Call for Papers
IMPORTANT DATES:
- Submission deadline: 28 March 2025
- Author notification: 20 April 2025
- Camera-ready version: 17 May 2025
- Workshop day: 22 June 2025
All deadlines are 11:59PM PST.
Submission website: https://openreview.net/group?id=ACM.org/SIGMOD/2025/Workshop/NOVAS
ABOUT NOVAS:
The advent of transformer-based architectures has disrupted the current technological landscape. One key feature that enables the success of these models is the extensive access to data: first, they are pre-trained on terabytes of data thanks to self-supervision and scalable data processing; then, they can leverage large input contexts during inference thanks to advances in model sizes, GPU optimizations, and caching strategies.
Interesting research questions are consolidating around this novel paradigm of data processing:
How to design systems that process large, heterogeneous collections of data?
How to optimize data processing under time, economic, and performance constraints?
How can database management techniques be leveraged to optimize the storage and retrieval of data for large transformer-based models?
How can we integrate LLMs with traditional database systems to enhance data query performance and ensure reliable outputs?
The workshop name, NOVAS stands for Novel Optimizations for Visionary AI Systems: with our workshop, we aim to provide a platform that can help bridge the current perceived gap between "data management'' and "generative AI'' research. We are calling for work or early ideas which may be deemed innovative, controversial, or disruptive if considered from the perspective of more established research areas.

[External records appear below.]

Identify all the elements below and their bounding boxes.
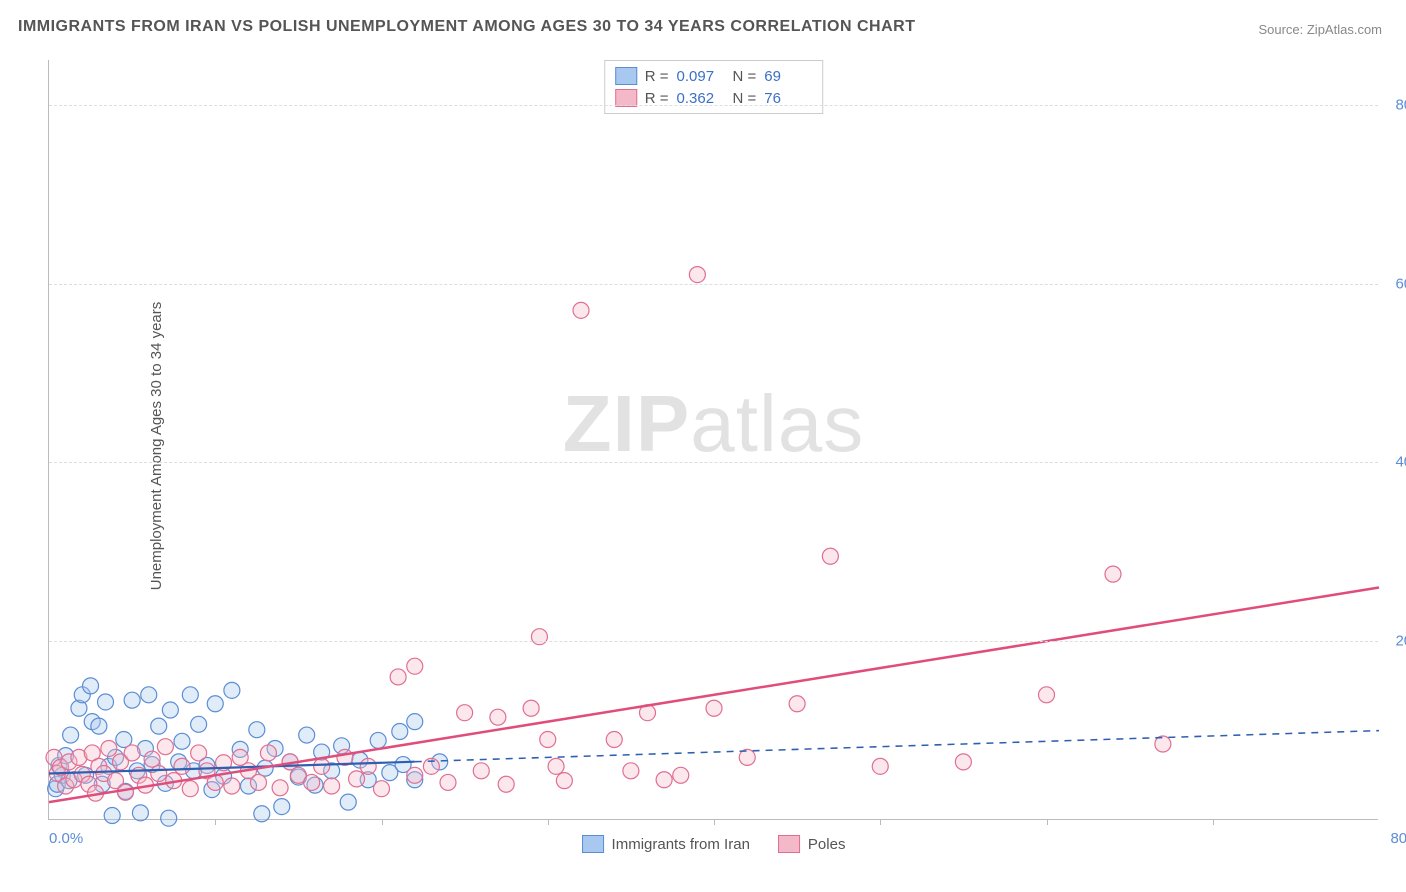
data-point <box>272 780 288 796</box>
x-minor-tick <box>880 819 881 825</box>
legend-series: Immigrants from Iran Poles <box>582 835 846 853</box>
data-point <box>955 754 971 770</box>
data-point <box>83 678 99 694</box>
x-tick-end: 80.0% <box>1378 830 1406 847</box>
data-point <box>260 745 276 761</box>
gridline <box>49 284 1378 285</box>
data-point <box>314 758 330 774</box>
source-attribution: Source: ZipAtlas.com <box>1258 22 1382 37</box>
data-point <box>250 774 266 790</box>
legend-item-iran: Immigrants from Iran <box>582 835 750 853</box>
data-point <box>656 772 672 788</box>
data-point <box>606 732 622 748</box>
y-tick-label: 60.0% <box>1383 275 1406 292</box>
data-point <box>63 727 79 743</box>
chart-svg <box>49 60 1378 819</box>
data-point <box>340 794 356 810</box>
data-point <box>124 692 140 708</box>
data-point <box>304 774 320 790</box>
data-point <box>191 716 207 732</box>
data-point <box>91 718 107 734</box>
x-minor-tick <box>1047 819 1048 825</box>
data-point <box>151 766 167 782</box>
data-point <box>457 705 473 721</box>
data-point <box>523 700 539 716</box>
data-point <box>1039 687 1055 703</box>
x-minor-tick <box>548 819 549 825</box>
trend-line <box>49 588 1379 803</box>
data-point <box>548 758 564 774</box>
data-point <box>124 745 140 761</box>
data-point <box>274 799 290 815</box>
data-point <box>299 727 315 743</box>
x-minor-tick <box>382 819 383 825</box>
gridline <box>49 105 1378 106</box>
data-point <box>144 751 160 767</box>
data-point <box>374 781 390 797</box>
data-point <box>872 758 888 774</box>
data-point <box>132 805 148 821</box>
x-minor-tick <box>215 819 216 825</box>
data-point <box>224 682 240 698</box>
data-point <box>407 767 423 783</box>
data-point <box>182 781 198 797</box>
data-point <box>370 732 386 748</box>
legend-item-poles: Poles <box>778 835 846 853</box>
x-tick-start: 0.0% <box>49 830 83 847</box>
data-point <box>392 723 408 739</box>
data-point <box>161 810 177 826</box>
data-point <box>182 687 198 703</box>
data-point <box>1105 566 1121 582</box>
gridline <box>49 462 1378 463</box>
data-point <box>324 778 340 794</box>
data-point <box>104 808 120 824</box>
data-point <box>390 669 406 685</box>
gridline <box>49 641 1378 642</box>
data-point <box>207 696 223 712</box>
x-minor-tick <box>714 819 715 825</box>
data-point <box>191 745 207 761</box>
data-point <box>174 758 190 774</box>
data-point <box>440 774 456 790</box>
y-tick-label: 20.0% <box>1383 633 1406 650</box>
data-point <box>162 702 178 718</box>
data-point <box>141 687 157 703</box>
data-point <box>101 740 117 756</box>
data-point <box>673 767 689 783</box>
y-tick-label: 40.0% <box>1383 454 1406 471</box>
data-point <box>349 771 365 787</box>
data-point <box>249 722 265 738</box>
legend-swatch-poles <box>778 835 800 853</box>
data-point <box>473 763 489 779</box>
data-point <box>254 806 270 822</box>
data-point <box>360 758 376 774</box>
legend-label: Poles <box>808 836 846 853</box>
legend-swatch-iran <box>582 835 604 853</box>
data-point <box>224 778 240 794</box>
data-point <box>623 763 639 779</box>
data-point <box>490 709 506 725</box>
plot-area: ZIPatlas R = 0.097 N = 69 R = 0.362 N = … <box>48 60 1378 820</box>
x-minor-tick <box>1213 819 1214 825</box>
legend-label: Immigrants from Iran <box>612 836 750 853</box>
trend-line-extrapolated <box>415 731 1379 762</box>
data-point <box>706 700 722 716</box>
data-point <box>531 629 547 645</box>
data-point <box>540 732 556 748</box>
data-point <box>498 776 514 792</box>
data-point <box>407 658 423 674</box>
data-point <box>789 696 805 712</box>
data-point <box>689 267 705 283</box>
data-point <box>117 784 133 800</box>
data-point <box>98 694 114 710</box>
data-point <box>174 733 190 749</box>
data-point <box>151 718 167 734</box>
data-point <box>822 548 838 564</box>
data-point <box>407 714 423 730</box>
data-point <box>556 773 572 789</box>
y-tick-label: 80.0% <box>1383 96 1406 113</box>
data-point <box>157 739 173 755</box>
chart-title: IMMIGRANTS FROM IRAN VS POLISH UNEMPLOYM… <box>18 18 915 36</box>
data-point <box>573 302 589 318</box>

For any questions regarding the workshop please contact us at chairs@novasworkshop.org
TOPICS OF INTEREST:
Topics of particular interest for the workshop include, but are not limited to:
DB-inspired techniques to optimize caching, indexing, or inference in generative ML architectures.
Multi-modal embeddings and semantic question-answering over multiple modalities.

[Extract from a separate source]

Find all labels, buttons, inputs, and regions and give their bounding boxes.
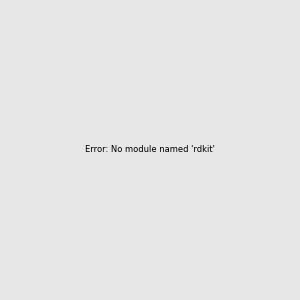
Text: Error: No module named 'rdkit': Error: No module named 'rdkit' [85,146,215,154]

Declarative systems to compose AI agents and multi-agent systems for data processing.
Scheduling and sharing of large workloads for LLMs.

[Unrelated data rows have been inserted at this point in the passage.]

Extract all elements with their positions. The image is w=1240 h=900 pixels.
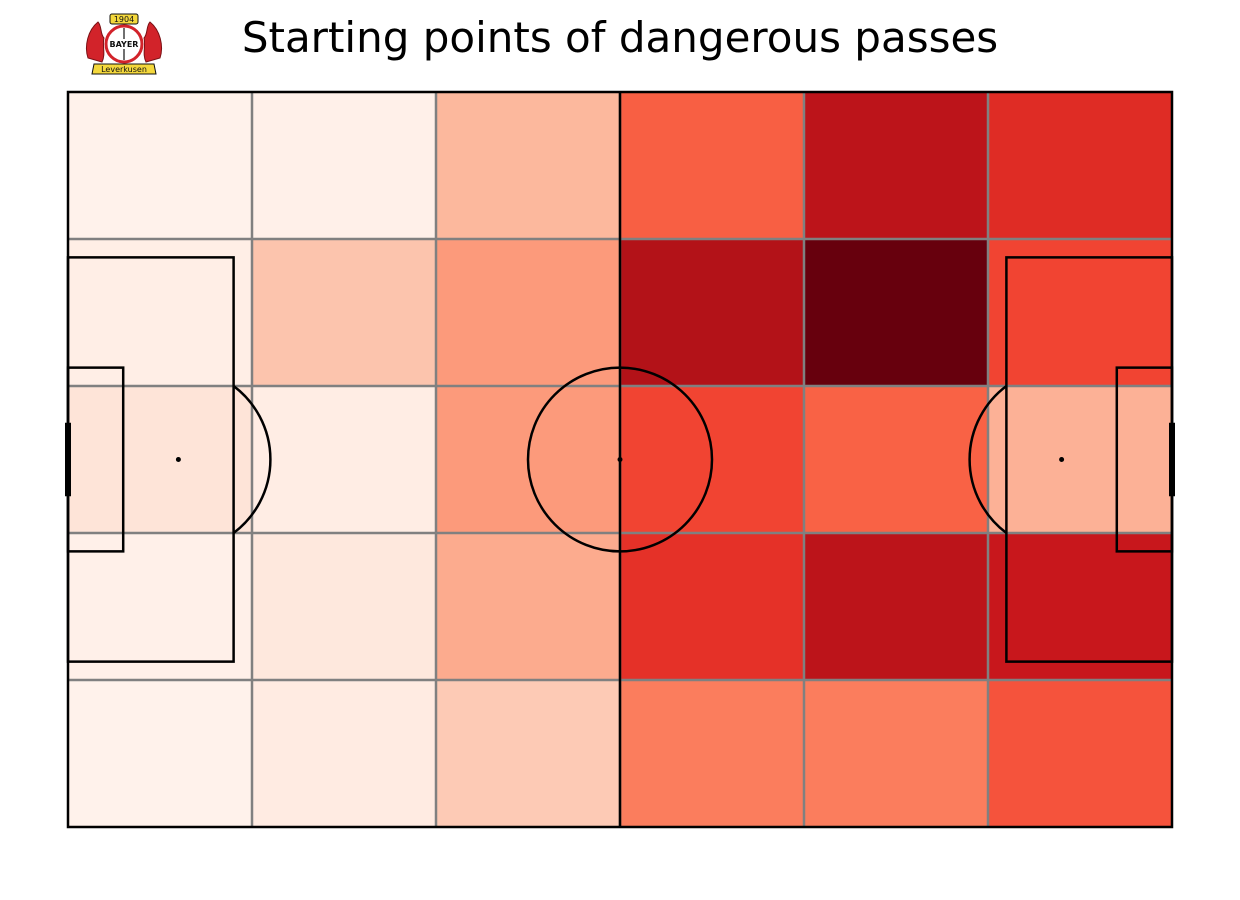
heatmap-cell-r2-c5 [988, 386, 1172, 533]
heatmap-cell-r2-c0 [68, 386, 252, 533]
logo-banner [91, 63, 157, 75]
heatmap-cell-r3-c2 [436, 533, 620, 680]
heatmap-cell-r4-c0 [68, 680, 252, 827]
heatmap-cell-r4-c4 [804, 680, 988, 827]
logo-year-bar [109, 13, 139, 25]
heatmap-cell-r3-c1 [252, 533, 436, 680]
heatmap-cell-r0-c4 [804, 92, 988, 239]
heatmap-cell-r4-c2 [436, 680, 620, 827]
logo-lion-right [143, 21, 163, 63]
heatmap-cell-r1-c0 [68, 239, 252, 386]
logo-word: BAYER [110, 40, 139, 49]
heatmap-cell-r3-c0 [68, 533, 252, 680]
chart-title: Starting points of dangerous passes [241, 13, 999, 62]
heatmap-cell-r2-c4 [804, 386, 988, 533]
heatmap-cell-r0-c5 [988, 92, 1172, 239]
logo-lion-left [85, 21, 105, 63]
logo-banner-text: Leverkusen [101, 65, 147, 74]
heatmap-cell-r1-c1 [252, 239, 436, 386]
logo-year: 1904 [114, 15, 134, 24]
heatmap-cell-r0-c3 [620, 92, 804, 239]
heatmap-cell-r3-c4 [804, 533, 988, 680]
heatmap-cell-r0-c1 [252, 92, 436, 239]
heatmap-cell-r4-c3 [620, 680, 804, 827]
heatmap-cell-r3-c5 [988, 533, 1172, 680]
heatmap-cell-r1-c3 [620, 239, 804, 386]
penalty-arc-left [232, 385, 272, 534]
heatmap-cell-r0-c2 [436, 92, 620, 239]
heatmap-cell-r4-c1 [252, 680, 436, 827]
logo-cross-circle [104, 24, 144, 64]
bayer-leverkusen-logo: 1904 BAYER Leverkusen [85, 13, 163, 75]
penalty-spot-left [175, 457, 181, 462]
heatmap-cell-r1-c5 [988, 239, 1172, 386]
heatmap-cell-r0-c0 [68, 92, 252, 239]
centre-circle [526, 366, 714, 553]
heatmap-cell-r2-c1 [252, 386, 436, 533]
centre-spot [617, 457, 623, 462]
heatmap-cell-r1-c2 [436, 239, 620, 386]
penalty-spot-right [1059, 457, 1065, 462]
heatmap-cell-r3-c3 [620, 533, 804, 680]
heatmap-cell-r4-c5 [988, 680, 1172, 827]
heatmap-cell-r1-c4 [804, 239, 988, 386]
penalty-arc-right [968, 385, 1008, 534]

LLM-informed database design, configuration, and tuning.
Strategies to deploy LLM architectures for data processing, e.g., RAG, chain-of-thought reasoning.
Vector databases for embeddings in RAG systems.
Benchmarks for data processing tasks using LLMs.
Integration of LLMs with transactional/real-time analytics databases.
Techniques for efficiently serving instances of transformer models.
SUBMISSION GUIDELINES:
The workshop will accept regular and short papers. We welcome short papers that present exciting work in progress, dataset contributions, or visionary/outrageous ideas.
All papers have to be submitted in single anonymous format, and must be prepared in accordance with the ACM template available here. All submissions to the workshop must adhere to the diversity and inclusion writing guidelines from ACM.
The following are the page limits (excluding references):
Regular papers: 6 pages
Short papers: 4 pages
Submission page will be available soon.
All submissions (in PDF format) should be sent to OpenReview at https://openreview.net/group?id=ACM.org/SIGMOD/2025/Workshop/NOVAS
REVIEWING PROCESS:
Submissions will be single anonymous: authors cannot see reviewer names, but reviewers can see author names. We use OpenReview to host papers and the reviewing process will be public. This means that reviewers' comments that can be seen by all, although the reviewers' identity will remain anonymous.
Conflicts of Interests (COIs) are handled using the same rules of SIGMOD 2025.
The use of LLMs is allowed as a general-purpose assist tool. Authors and reviewers should understand that they take full responsibility for the contents written under their name, including content generated by LLMs that could be construed as plagiarism or scientific misconduct (e.g., fabrication of facts). LLMs are not eligible for authorship.